As a point of interest that’s not useful: mimosa is one of those plants whereby if you touch it, it’ll retract its leaves and shrink away from you. The leaves also droop at nighttime (perfectly healthily; they’re not wilting or anything; this too is just plant movement), and spring back up in the daytime.
So that’s what we mean when we say “and behavior” 😉
Antidepressant & anxiolytic
Mimosa bark and leaves have long been used in Traditional Chinese Medicine, as well as (albeit different species) in the North-East of Brazil, and (again, sometimes different species) in Mexico.
Animal studies, in vivo studies, and clinical practice in humans, have found this to be effective, for example:
❝[Mimosa pudica extract] has anti-anxiety, anti-depressant and memory enhancing activities that are mediated through multiple mechanisms❞
Source: Effects of Mimosa pudica L. leaves extract on anxiety, depression and memory
Research is ongoing with regard to how, exactly, mimosa does what it does. Here’s a paper about another species mimosa:
(notwithstanding the genus name, it’s still part of the mimosa clade)

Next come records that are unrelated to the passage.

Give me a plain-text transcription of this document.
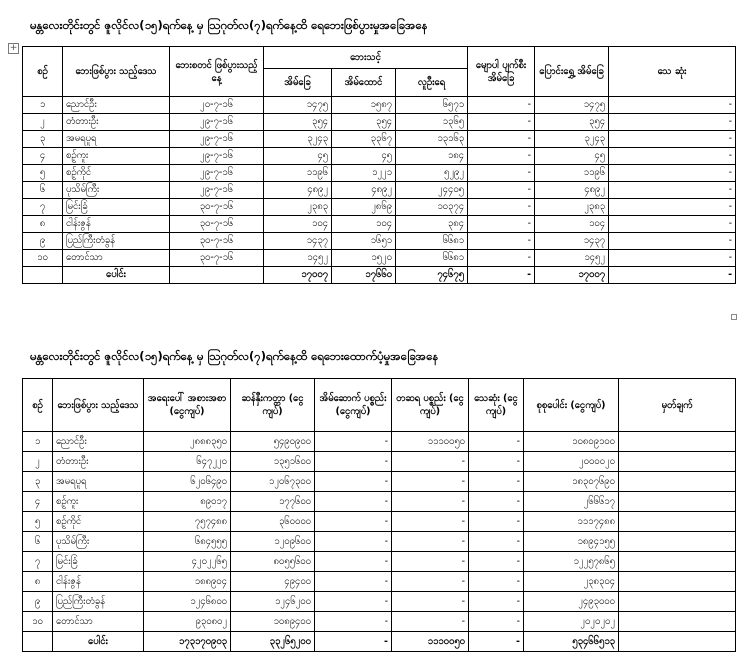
မန္တလေးတိုင်းတွင် ဇူလိုင်လ(၁၅)ရက်နေ့ မှ ဩဂုတ်လ(၇)ရက်နေ့ထိ ရေဘေးဖြစ်ပွားမှုအခြေအနေ
+
စဥ်	ဘေးဖြစ်ပွား သည့်ဒေသ	ဘေးစတင် ဖြစ်ပွားသည့်နေ့	ဘေးသင့်			မျောပါ ပျက်စီး အိမ်ခြေ	ပြောင်းရွှေ့ အိမ်ခြေ	သေ ဆုံး
			အိမ်ခြေ	အိမ်ထောင်	လူဦးရေ			
၁	ညောင်ဦး	၂၀-၇-၁၆	၁၄၇၅	၁၅၈၇	၆၅၇၁	-	၁၄၇၅	-
၂	တံတားဦး	၂၉-၇-၁၆	၃၅၄	၃၅၄	၁၃၆၅	-	၃၅၄	-
၃	အမရပူရ	၂၉-၇-၁၆	၃၂၄၃	၃၃၆၇	၁၃၁၆၃	-	၃၂၄၃	-
၄	စဥ့်ကူး	၂၉-၇-၁၆	၄၅	၄၅	၁၈၄	-	၄၅	-
၅	စဥ့်ကိုင်	၂၉-၇-၁၆	၁၁၉၆	၁၂၂၁	၅၂၉၂	-	၁၁၉၆	-
၆	ပုသိမ်ကြီး	၂၉-၇-၁၆	၄၈၉၂	၄၈၉၂	၂၄၄၀၅	-	၄၈၉၂	-
၇	မြင်းခြံ	၃၀-၇-၁၆	၂၃၈၃	၂၈၆၉	၁၀၃၇၄	-	၂၃၈၃	-
၈	ငါန်းဇွန်	၃၀-၇-၁၆	၁၀၄	၁၀၄	၃၈၄	-	၁၀၄	-
၉	ပြည်ကြီးတံခွန်	၃၀-၇-၁၆	၁၄၃၇	၁၆၅၁	၆၆၈၁	-	၁၄၃၇	-
၁၀	တောင်သာ	၃၀-၇-၁၆	၁၄၅၂	၁၅၂၀	၆၆၈၁	-	၁၄၅၂	-
	ပေါင်း		၁၇၀၀၇	၁၇၆၆၀	၇၄၆၇၅	-	၁၇၀၀၇	-
မန္တလေးတိုင်းတွင် ဇူလိုင်လ(၁၅)ရက်နေ့ မှ ဩဂုတ်လ(၇)ရက်နေ့ထိ ရေဘေးထောက်ပံ့မှုအခြေအနေ
စဥ်	ဘေးဖြစ်ပွား သည့်ဒေသ	အရေးပေါ် အစားအစာ (ငွေကျပ်)	ဆန်နှီးကတ္တာ (ငွေကျပ်)	အိမ်ဆောက် ပစ္စည်း (ငွေကျပ်)	တဆရ ပစ္စည်း (ငွေကျပ်)	သေဆုံး (ငွေကျပ်)	စုစုပေါင်း (ငွေကျပ်)	မှတ်ချက်
၁	ညောင်ဦး	၂၈၈၈၃၅၀	၅၄၉၀၉၀၀	-	၁၁၁၀၀၅၀	-	၁၀၈၀၉၁၀၀	
၂	တံတားဦး	၆၄၇၂၂၀	၁၃၅၁၆၀၀	-	-	-	၂၀၀၀၀၂၀	
၃	အမရပူရ	၆၂၀၆၄၉၀	၁၂၀၆၇၃၀၀	-	-	-	၁၈၃၀၇၆၉၀	
၄	စဥ့်ကူး	၈၉၀၁၇	၁၇၇၆၀၀	-	-	-	၂၆၆၆၁၇	
၅	စဥ့်ကိုင်	၇၅၇၄၈၈	၃၆၀၀၀၀	-	-	-	၁၁၁၇၄၈၈	
၆	ပုသိမ်ကြီး	၆၈၄၅၅၅	၁၂၀၉၆၀၀	-	-	-	၁၈၉၄၁၅၅	
၇	မြင်းခြံ	၄၂၀၂၂၆၅	၈၀၅၅၆၀၀	-	-	-	၁၂၂၅၇၈၆၅	
၈	ငါန်းဇွန်	၁၈၈၉၀၄	၄၉၄၀၀	-	-	-	၂၃၈၃၀၄	
၉	ပြည်ကြီးတံခွန်	၁၂၄၆၈၀၀	၁၂၄၆၂၀၀	-	-	-	၂၄၉၃၀၀၀	
၁၀	တောင်သာ	၉၃၀၈၀၂	၁၀၈၉၄၀၀	-	-	-	၂၀၂၀၂၀၂	
	ပေါင်း	၁၇၃၁၇၀၉၀၃	၃၃၂၆၅၂၀၀	-	၁၁၁၀၀၅၀	-	၅၃၄၆၆၅၁၃	
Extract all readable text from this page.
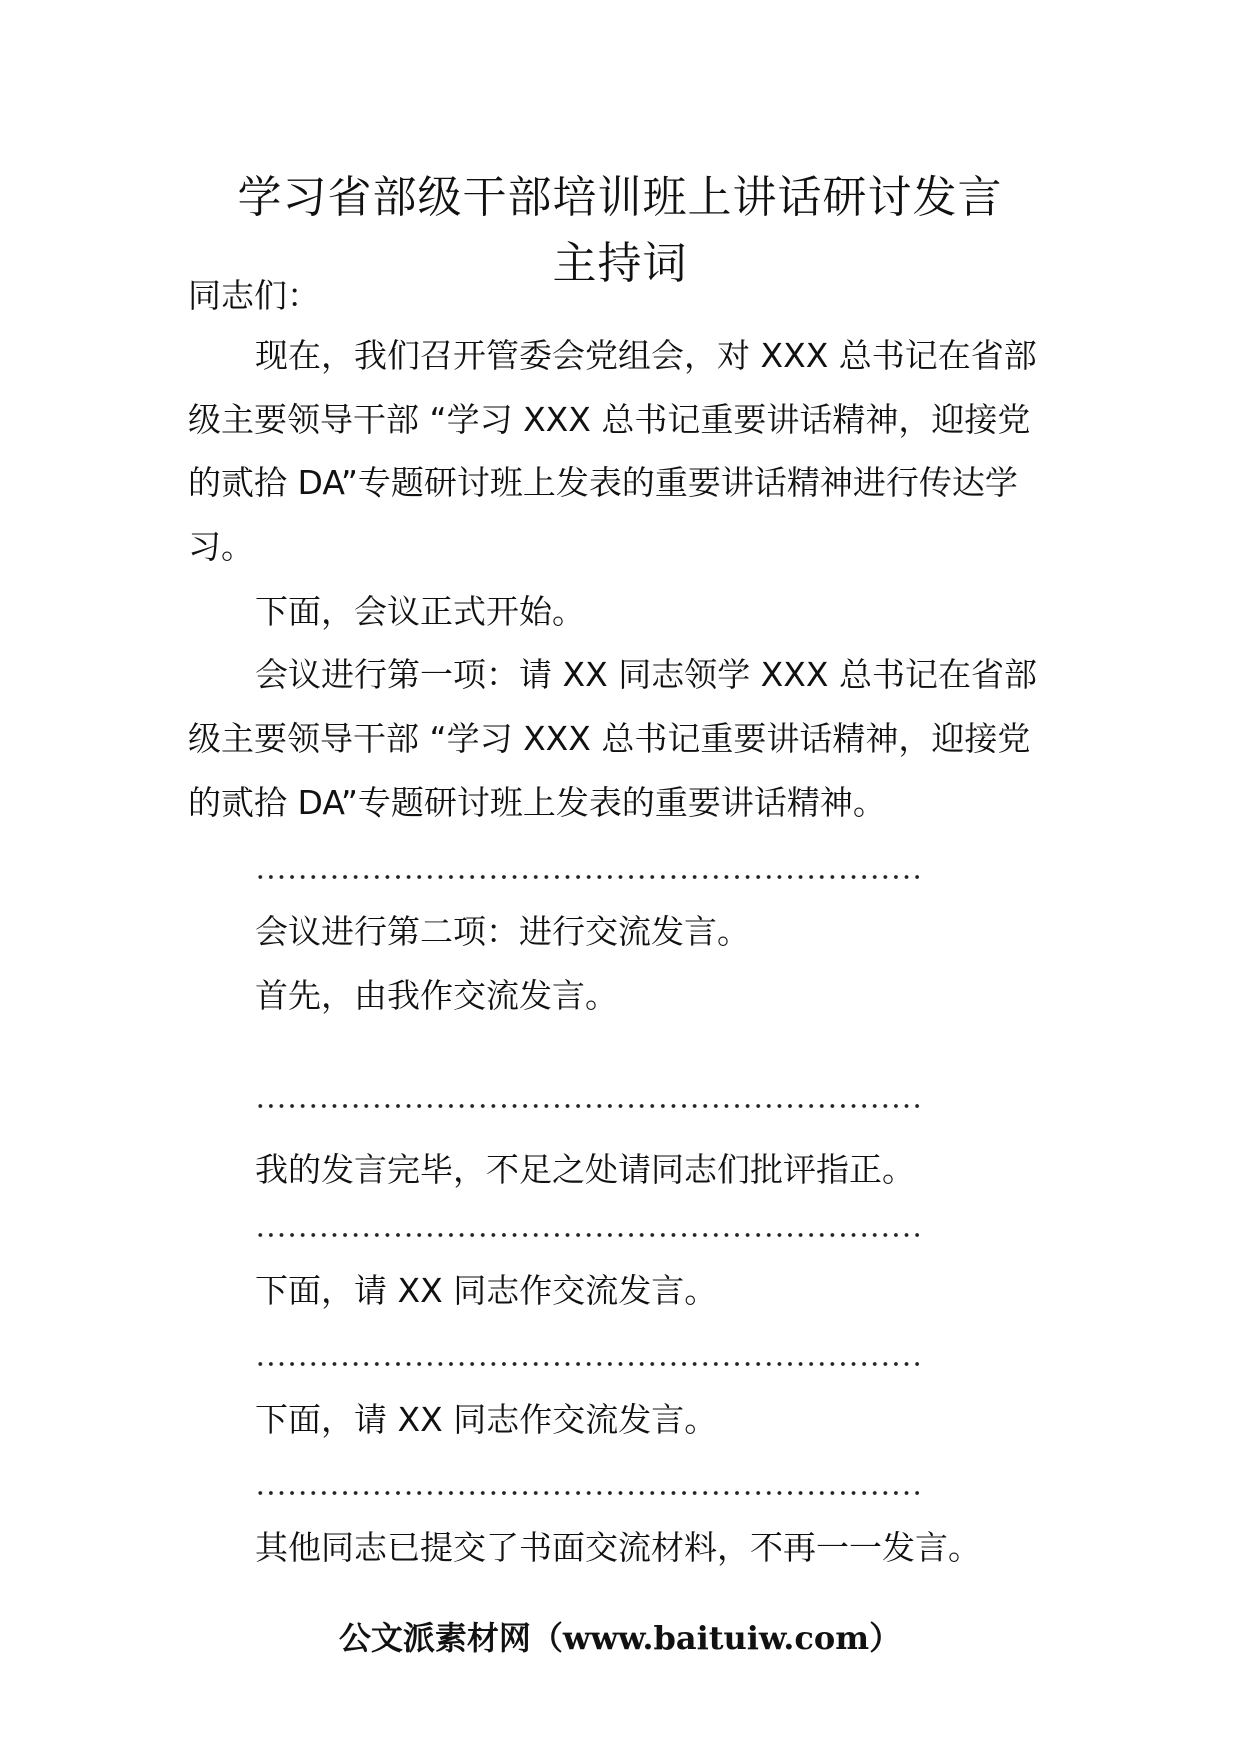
学习省部级干部培训班上讲话研讨发言
主持词
同志们：
现在，我们召开管委会党组会，对 XXX 总书记在省部
级主要领导干部 “学习 XXX 总书记重要讲话精神，迎接党
的贰拾 DA”专题研讨班上发表的重要讲话精神进行传达学
习。
下面，会议正式开始。
会议进行第一项：请 XX 同志领学 XXX 总书记在省部
级主要领导干部 “学习 XXX 总书记重要讲话精神，迎接党
的贰拾 DA”专题研讨班上发表的重要讲话精神。
会议进行第二项：进行交流发言。
首先，由我作交流发言。
我的发言完毕，不足之处请同志们批评指正。
下面，请 XX 同志作交流发言。
下面，请 XX 同志作交流发言。
其他同志已提交了书面交流材料，不再一一发言。
公文派素材网（www.baituiw.com）
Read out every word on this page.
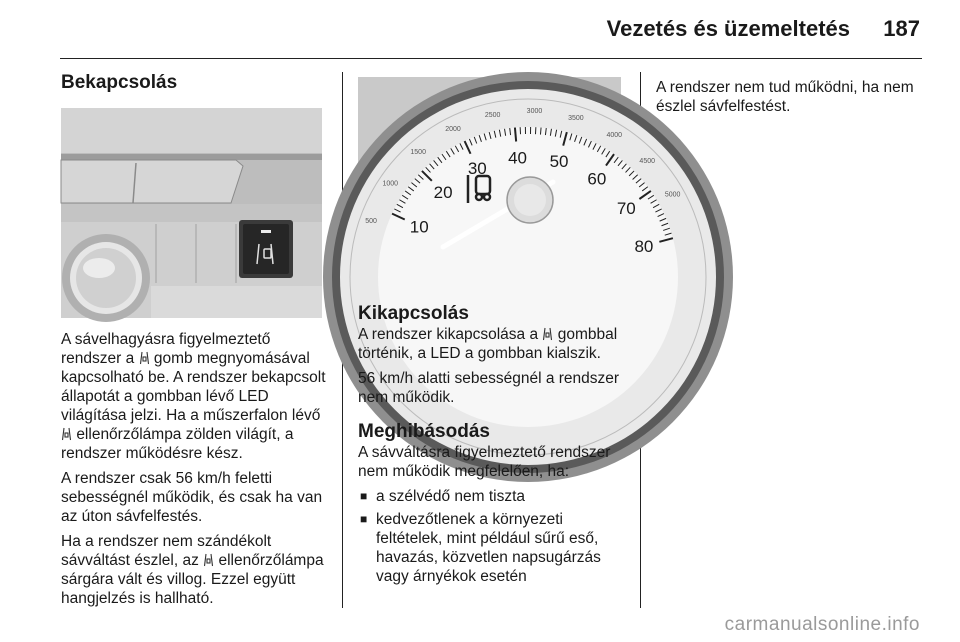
Vezetés és üzemeltetés 187
Bekapcsolás

A sávelhagyásra figyelmeztető rendszer a gomb megnyomásával kapcsolható be. A rendszer bekapcsolt állapotát a gombban lévő LED világítása jelzi. Ha a műszerfalon lévő  ellenőrzőlámpa zölden világít, a rendszer működésre kész.

A rendszer csak 56 km/h feletti sebességnél működik, és csak ha van az úton sávfelfestés.

Ha a rendszer nem szándékolt sávváltást észlel, az ellenőrzőlámpa sárgára vált és villog. Ezzel együtt hangjelzés is hallható.

10
20
30
40 50
60
70
80
500
1000
1500
2000
2500
3000
3500
4000
4500
5000
Kikapcsolás

A rendszer kikapcsolása a gombbal történik, a LED a gombban kialszik.

56 km/h alatti sebességnél a rendszer nem működik.

Meghibásodás

A sávváltásra figyelmeztető rendszer nem működik megfelelően, ha:

■ a szélvédő nem tiszta
■ kedvezőtlenek a környezeti feltételek, mint például sűrű eső, havazás, közvetlen napsugárzás vagy árnyékok esetén

A rendszer nem tud működni, ha nem észlel sávfelfestést.

carmanualsonline.info
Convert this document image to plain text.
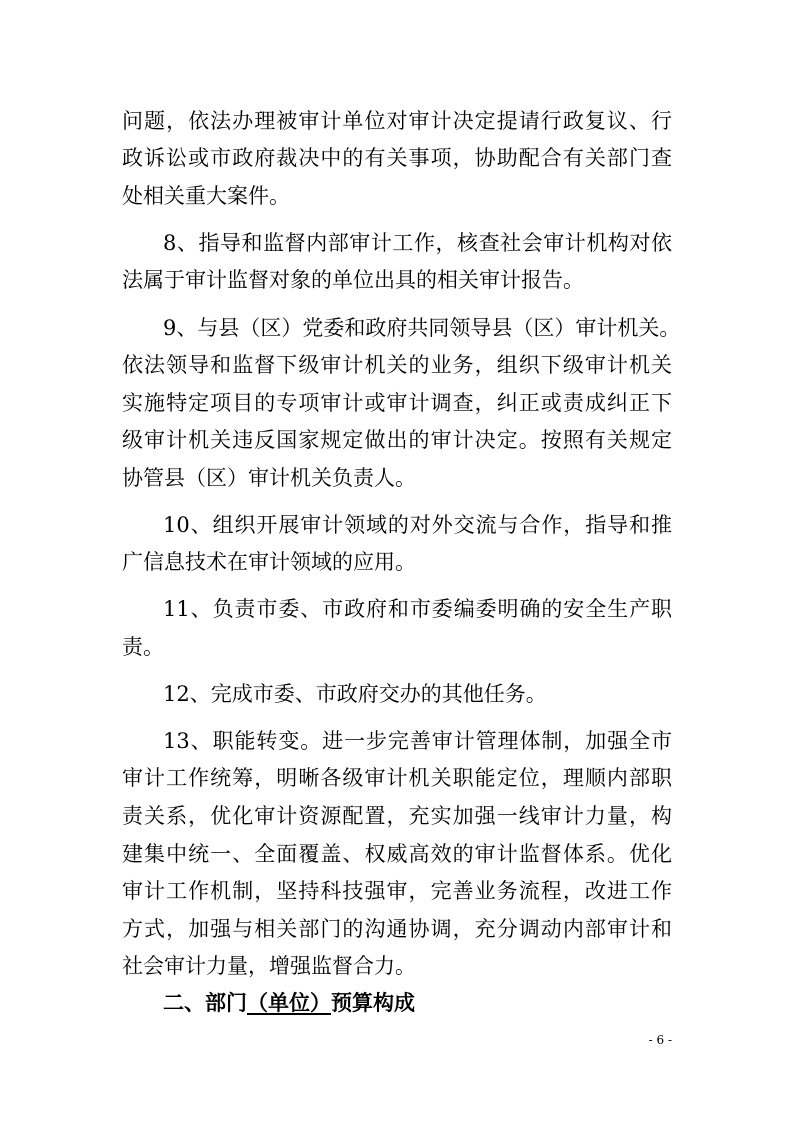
问题，依法办理被审计单位对审计决定提请行政复议、行
政诉讼或市政府裁决中的有关事项，协助配合有关部门查
处相关重大案件。
8、指导和监督内部审计工作，核查社会审计机构对依
法属于审计监督对象的单位出具的相关审计报告。
9、与县（区）党委和政府共同领导县（区）审计机关。
依法领导和监督下级审计机关的业务，组织下级审计机关
实施特定项目的专项审计或审计调查，纠正或责成纠正下
级审计机关违反国家规定做出的审计决定。按照有关规定
协管县（区）审计机关负责人。
10、组织开展审计领域的对外交流与合作，指导和推
广信息技术在审计领域的应用。
11、负责市委、市政府和市委编委明确的安全生产职
责。
12、完成市委、市政府交办的其他任务。
13、职能转变。进一步完善审计管理体制，加强全市
审计工作统筹，明晰各级审计机关职能定位，理顺内部职
责关系，优化审计资源配置，充实加强一线审计力量，构
建集中统一、全面覆盖、权威高效的审计监督体系。优化
审计工作机制，坚持科技强审，完善业务流程，改进工作
方式，加强与相关部门的沟通协调，充分调动内部审计和
社会审计力量，增强监督合力。
二、部门（单位）预算构成
- 6 -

Anti-inflammatory & analgesic
In this case, mimosa has traditionally been used as a topical tincture (for skin damage of many kinds, ranging from cuts and abrasions to burns to autoimmune conditions and more), so what does the science say about that?
❝In summary, the present study provided evidence that the [mimosa extract], its fractions and the isolated compound sakuranetin showed significant anti-inflammatory and antinociceptive activities❞
Wound healing
About those various skin damages, here’s another application, and a study showing that it doesn’t just make it feel better, it actually helps it to heal, too:
❝Therapeutic effectiveness occurred in all patients of the extract group; after the 8th treatment week, ulcer size was reduced by 92% as mean value in this group, whereas therapeutic effectiveness was observed only in one patient of the control group (chi(2), p=0.0001). No side effects were observed in any patient in either group.❞
Very compelling stats!
Read more: Therapeutic effectiveness of a Mimosa tenuiflora cortex extract in venous leg ulceration treatment
Is it safe?
Yes, for most people, with some caveats:
- this one comes with a clear “don’t take if pregnant or breastfeeding” warning, as for unknown reasons it has caused a high incidence of fetal abnormalities or fetal death in animal studies.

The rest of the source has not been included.